If we can sweep the Cards, if we can take a couple of games from the Padres and if the Cubs stumble just enough. Next comes the other word, maybe. I have to whisper this part: "Maybe we can win our division."
That's why I decided to write about the weather.
I've noticed an orange tinge to the sunlight these days. Yellow and brown leaves fleck the trees in our back yard. The oak tree next to the garage is nearly bare. A chilly Lake Michigan breeze swept through here a few minutes ago, carrying the damp, fresh scent that always reminds me of the first day of school.
Television and newspapers are full of college and National Football League football. Every day, headlines proclaim how the Green Bay Packers and the astonishing (and also very cute) Bret Favre are in great form this year.
It's getting harder and harder to ignore the presence of fall.

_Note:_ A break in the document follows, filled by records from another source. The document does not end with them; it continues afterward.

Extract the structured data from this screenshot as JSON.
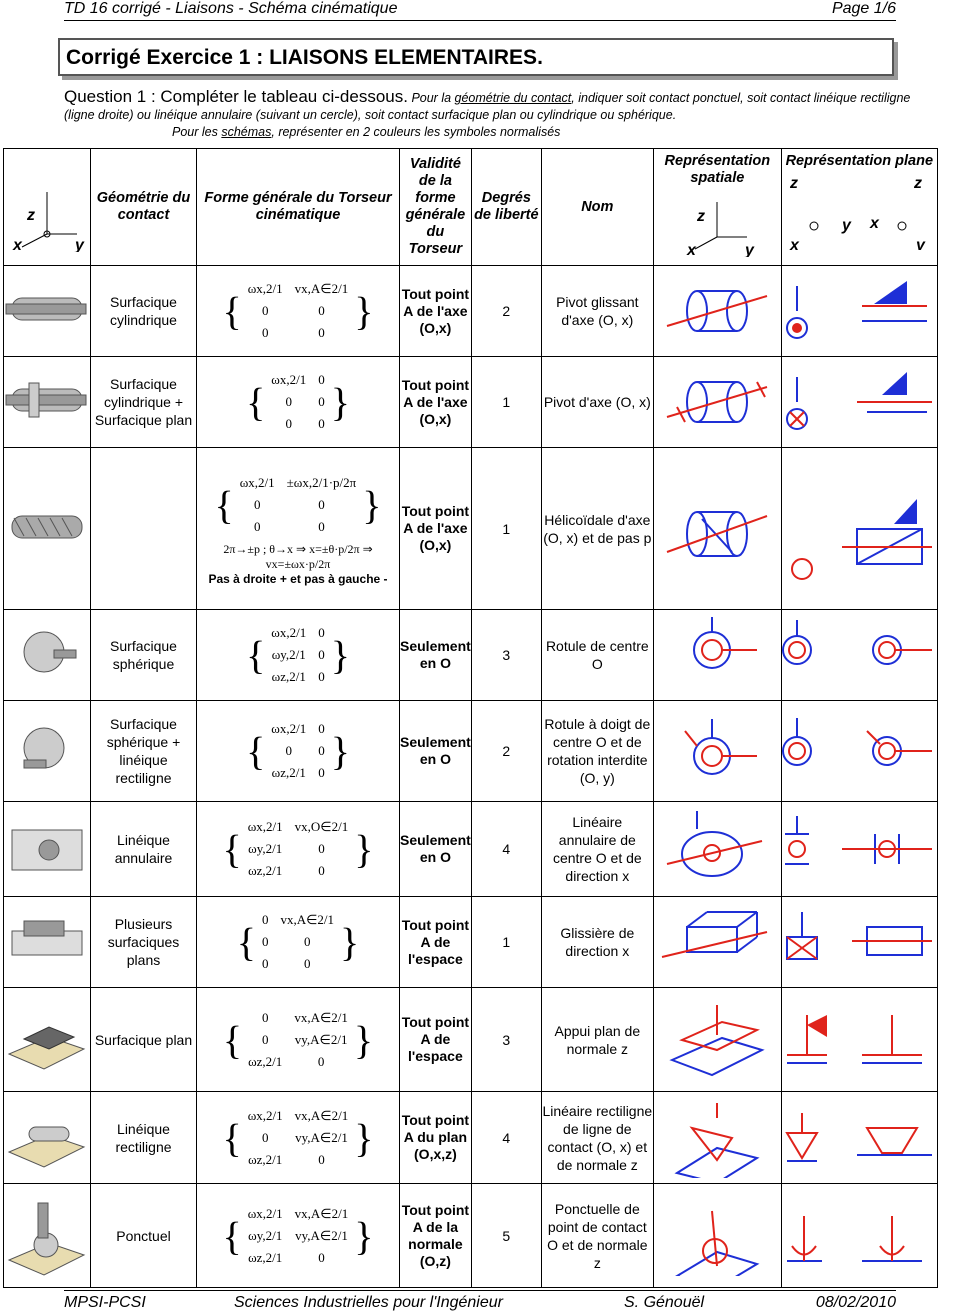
{
  "header": {
    "left": "TD 16 corrigé - Liaisons - Schéma cinématique",
    "right": "Page 1/6"
  },
  "title": "Corrigé Exercice 1 : LIAISONS ELEMENTAIRES.",
  "question": {
    "label": "Question 1 : Compléter le tableau ci-dessous.",
    "t1": " Pour la ",
    "u1": "géométrie du contact",
    "t2": ", indiquer soit contact ponctuel, soit contact linéique rectiligne (ligne droite) ou linéique annulaire (suivant un cercle), soit contact surfacique plan ou cylindrique ou sphérique.",
    "t3": "Pour les ",
    "u2": "schémas",
    "t4": ", représenter en 2 couleurs les symboles normalisés"
  },
  "columns": {
    "geom": "Géométrie du contact",
    "forme": "Forme générale du Torseur cinématique",
    "validite": "Validité de la forme générale du Torseur",
    "ddl": "Degrés de liberté",
    "nom": "Nom",
    "spatiale": "Représentation spatiale",
    "plane": "Représentation plane"
  },
  "rows": [
    {
      "geom": "Surfacique cylindrique",
      "torseur": [
        [
          "ωx,2/1",
          "vx,A∈2/1"
        ],
        [
          "0",
          "0"
        ],
        [
          "0",
          "0"
        ]
      ],
      "validite": "Tout point A de l'axe (O,x)",
      "ddl": "2",
      "nom": "Pivot glissant d'axe (O, x)"
    },
    {
      "geom": "Surfacique cylindrique + Surfacique plan",
      "torseur": [
        [
          "ωx,2/1",
          "0"
        ],
        [
          "0",
          "0"
        ],
        [
          "0",
          "0"
        ]
      ],
      "validite": "Tout point A de l'axe (O,x)",
      "ddl": "1",
      "nom": "Pivot d'axe (O, x)"
    },
    {
      "geom": "",
      "torseur": [
        [
          "ωx,2/1",
          "±ωx,2/1·p/2π"
        ],
        [
          "0",
          "0"
        ],
        [
          "0",
          "0"
        ]
      ],
      "extra": "2π→±p ; θ→x ⇒ x=±θ·p/2π ⇒ vx=±ωx·p/2π",
      "extra2": "Pas à droite + et pas à gauche -",
      "validite": "Tout point A de l'axe (O,x)",
      "ddl": "1",
      "nom": "Hélicoïdale d'axe (O, x) et de pas p"
    },
    {
      "geom": "Surfacique sphérique",
      "torseur": [
        [
          "ωx,2/1",
          "0"
        ],
        [
          "ωy,2/1",
          "0"
        ],
        [
          "ωz,2/1",
          "0"
        ]
      ],
      "validite": "Seulement en O",
      "ddl": "3",
      "nom": "Rotule de centre O"
    },
    {
      "geom": "Surfacique sphérique + linéique rectiligne",
      "torseur": [
        [
          "ωx,2/1",
          "0"
        ],
        [
          "0",
          "0"
        ],
        [
          "ωz,2/1",
          "0"
        ]
      ],
      "validite": "Seulement en O",
      "ddl": "2",
      "nom": "Rotule à doigt de centre O et de rotation interdite (O, y)"
    },
    {
      "geom": "Linéique annulaire",
      "torseur": [
        [
          "ωx,2/1",
          "vx,O∈2/1"
        ],
        [
          "ωy,2/1",
          "0"
        ],
        [
          "ωz,2/1",
          "0"
        ]
      ],
      "validite": "Seulement en O",
      "ddl": "4",
      "nom": "Linéaire annulaire de centre O et de direction x"
    },
    {
      "geom": "Plusieurs surfaciques plans",
      "torseur": [
        [
          "0",
          "vx,A∈2/1"
        ],
        [
          "0",
          "0"
        ],
        [
          "0",
          "0"
        ]
      ],
      "validite": "Tout point A de l'espace",
      "ddl": "1",
      "nom": "Glissière de direction x"
    },
    {
      "geom": "Surfacique plan",
      "torseur": [
        [
          "0",
          "vx,A∈2/1"
        ],
        [
          "0",
          "vy,A∈2/1"
        ],
        [
          "ωz,2/1",
          "0"
        ]
      ],
      "validite": "Tout point A de l'espace",
      "ddl": "3",
      "nom": "Appui plan de normale z"
    },
    {
      "geom": "Linéique rectiligne",
      "torseur": [
        [
          "ωx,2/1",
          "vx,A∈2/1"
        ],
        [
          "0",
          "vy,A∈2/1"
        ],
        [
          "ωz,2/1",
          "0"
        ]
      ],
      "validite": "Tout point A du plan (O,x,z)",
      "ddl": "4",
      "nom": "Linéaire rectiligne de ligne de contact (O, x) et de normale z"
    },
    {
      "geom": "Ponctuel",
      "torseur": [
        [
          "ωx,2/1",
          "vx,A∈2/1"
        ],
        [
          "ωy,2/1",
          "vy,A∈2/1"
        ],
        [
          "ωz,2/1",
          "0"
        ]
      ],
      "validite": "Tout point A de la normale (O,z)",
      "ddl": "5",
      "nom": "Ponctuelle de point de contact O et de normale z"
    }
  ],
  "footer": {
    "a": "MPSI-PCSI",
    "b": "Sciences Industrielles pour l'Ingénieur",
    "c": "S. Génouël",
    "d": "08/02/2010"
  },
  "colors": {
    "red": "#e0231b",
    "blue": "#1e2fd6"
  }
}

Even so, for me, summer continues as long as baseball is being played. With my team still statistically in the you-know-what race, though that annoying team to our south has inched ahead of us, I have to do what I can to help the Brewers win.
With the team on a road trip, that's been a full-time job. I have to be in my family room pacing as I watch our pitchers load the bases with one out and a slim lead. To change the luck, I have to switch back and forth between the television broadcasters and my favorites, Bob Uecker and Jim Powell. If I'm driving my car during a game, I have to shout encouragement with every pitch (and hope that I can remember where I'm going).
When the team plays at home, I get help from folks in the stands who are working just as hard as I am. You could call us consultants, since many of us seem to know exactly what pitcher Ned Yost should have called from the bullpen and which pinch-hitter should be on deck. Now and then, I'm surrounded by experts on balls and strikes, as well as fouls and balks. Being a steady fan is hard work.
In case I don't get to use the postseason tickets I bought a few weeks ago, I'd like to thank the team and the management for a great year. Rookie Ryan Braun, and later Corey Hart, were surprising bonuses, whose stunning power changed the tenor of every game they played. However, I reserve special accolades for Prince Fielder, a genuinely royal star of our team.
My souvenir for this year, besides a dozen bobblehead dolls, will be the image of Fielder in the batter's box prepared for a pitch. His bat moves so quickly, my eyes can't keep up. Suddenly, I hear the exhilarating smack as the ball launches toward the sky. When winter descends, I'll still be able to remember the sight of Fielder slowing a moment to watch before he motors around the bases. I'll be able to feel my heart race as the crowd roars and the outfielder turns his back to us. I'll remember slapping high-fives to the people around me after the ball careens into the left-field bleachers, or ricochets off the scoreboard or sails beyond the center-field concourse.
A year of firsts
For the first time in ages, tickets to Brewers games have been hard to come by. Day after day, I've joined lines of cars jamming the freeway on the way to the park. I've seen and heard sold-out stadiums throbbing with fans who follow the plays, know the players and applaud until our brilliant slugger takes his hat off after another majestic, blistering home run.
I'm proud of our city, proud of our beautiful stadium and honored by the great team that started out as a bunch of young players.
This story was not subject to the approval of Major League Baseball or its clubs.